Now let's move from one join to a more realistic warehouse pattern.

When we write multiple joins, the useful mental model is this: SQL builds a working result, then joins the next table to that result, then joins the next table again.

Logically, that means each join produces an intermediate result set that becomes the input to the following join.

sales
  -> join products
      -> intermediate result
          -> join customers
              -> final result

That is the right model for reasoning about row counts and NULL propagation.

One precision note matters: the optimizer is free to change the physical execution plan. It might reorder joins or choose a different strategy internally. But for understanding what the query means, the intermediate-result model is the right place to start.

If sales is our fact table and products and customers are dimensions, we often want to preserve every sales row even when a dimension lookup is missing.

SELECT
    s.sales_id,
    s.product_id,
    s.customer_id,
    s.quantity,
    p.product_name,
    c.customer_name
FROM sales s
LEFT JOIN products p
    ON s.product_id = p.product_id
LEFT JOIN customers c
    ON s.customer_id = c.customer_id;

Both joins are LEFT JOINs because sales is the grain we want to keep.

That is the real question behind multiple joins: which table defines the grain, and which rows are non-negotiable?

WHERE vs HAVING after a join

Once a join produces rows, filtering still follows normal SQL rules.

WHERE filters rows before grouping
HAVING filters grouped results after aggregation

SELECT c.name, COUNT(o.order_id) AS order_count
FROM customers c
LEFT JOIN orders o
    ON c.id = o.customer_id
WHERE c.id > 0
GROUP BY c.name
HAVING COUNT(o.order_id) > 1;

If we put COUNT(o.order_id) > 1 in WHERE, the query fails because aggregates are not available yet.

Using a CTE before a join

Sometimes the best join is not a direct join from raw tables. Sometimes we first need to shape the data.

A CTE, short for Common Table Expression, is a temporary named result set defined at the start of a query with WITH.

It is not a permanent table.

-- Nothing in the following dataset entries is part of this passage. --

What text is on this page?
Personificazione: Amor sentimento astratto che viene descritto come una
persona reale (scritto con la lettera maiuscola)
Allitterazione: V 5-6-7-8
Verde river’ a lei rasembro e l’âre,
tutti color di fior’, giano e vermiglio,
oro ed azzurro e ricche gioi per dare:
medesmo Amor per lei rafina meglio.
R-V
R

It only exists for the statement that follows it.

We use CTEs when we want to:

break a query into readable steps
name an intermediate result
reuse the same logic inside a larger query
separate aggregation logic from lookup logic

A common pattern is to aggregate first, then join the aggregated result.

WITH product_sales AS (
    SELECT
        product_id,
        SUM(quantity) AS total_quantity
    FROM sales
    GROUP BY product_id
    HAVING SUM(quantity) > 50
)
SELECT
    p.product_name,
    ps.total_quantity
FROM product_sales ps
JOIN products p
    ON ps.product_id = p.product_id;

This is where a CTE helps.

Here, product_sales is the named intermediate result. First we compute total quantity per product. Then we join that smaller shaped result to products.

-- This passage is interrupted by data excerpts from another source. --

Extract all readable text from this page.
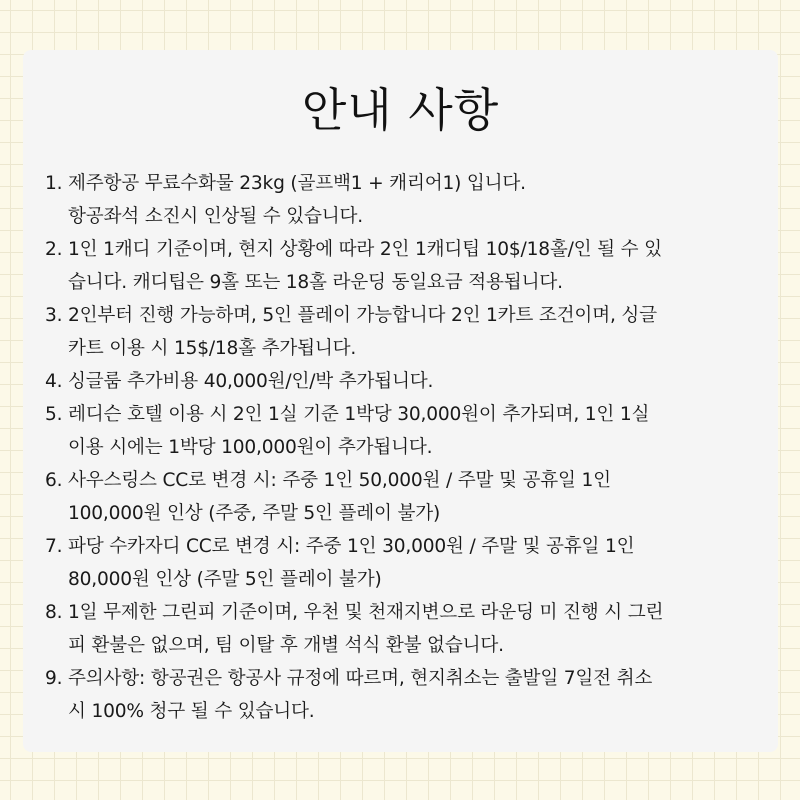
안내 사항
1. 제주항공 무료수화물 23kg (골프백1 + 캐리어1) 입니다.
항공좌석 소진시 인상될 수 있습니다.
2. 1인 1캐디 기준이며, 현지 상황에 따라 2인 1캐디팁 10$/18홀/인 될 수 있
습니다. 캐디팁은 9홀 또는 18홀 라운딩 동일요금 적용됩니다.
3. 2인부터 진행 가능하며, 5인 플레이 가능합니다 2인 1카트 조건이며, 싱글
카트 이용 시 15$/18홀 추가됩니다.
4. 싱글룸 추가비용 40,000원/인/박 추가됩니다.
5. 레디슨 호텔 이용 시 2인 1실 기준 1박당 30,000원이 추가되며, 1인 1실
이용 시에는 1박당 100,000원이 추가됩니다.
6. 사우스링스 CC로 변경 시: 주중 1인 50,000원 / 주말 및 공휴일 1인
100,000원 인상 (주중, 주말 5인 플레이 불가)
7. 파당 수카자디 CC로 변경 시: 주중 1인 30,000원 / 주말 및 공휴일 1인
80,000원 인상 (주말 5인 플레이 불가)
8. 1일 무제한 그린피 기준이며, 우천 및 천재지변으로 라운딩 미 진행 시 그린
피 환불은 없으며, 팀 이탈 후 개별 석식 환불 없습니다.
9. 주의사항: 항공권은 항공사 규정에 따르며, 현지취소는 출발일 7일전 취소
시 100% 청구 될 수 있습니다.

That makes the query easier to read, easier to reuse, and easier to test mentally. We separate the aggregation step from the lookup step instead of burying everything inside one large statement.

Takeaway:

A JOIN is a row-retention decision, not just a table-combination feature.

If we remember only one rule, let it be this:

ON decides who matches
join type decides who survives

That one mental model explains most join behavior.

Keep this map in mind:

INNER JOIN keeps matched rows only
LEFT JOIN keeps the left side
RIGHT JOIN keeps the right side
FULL OUTER JOIN keeps both sides
CROSS JOIN multiplies rows
SELF JOIN compares rows inside one table

And keep these two warnings next to it:

a WHERE clause after a LEFT JOIN can quietly remove rows we meant to keep
joins should preserve the grain we care about, especially in fact-to-dimension models

Challenge:

Take the sales, products, and customers tables and write three versions of the same query:

an INNER JOIN version
a LEFT JOIN version that preserves all sales rows
a CTE version that first aggregates sales by product, then joins to products

Compare the row counts and explain which rows disappear in each version. That comparison is where join types stop feeling abstract and start feeling operational.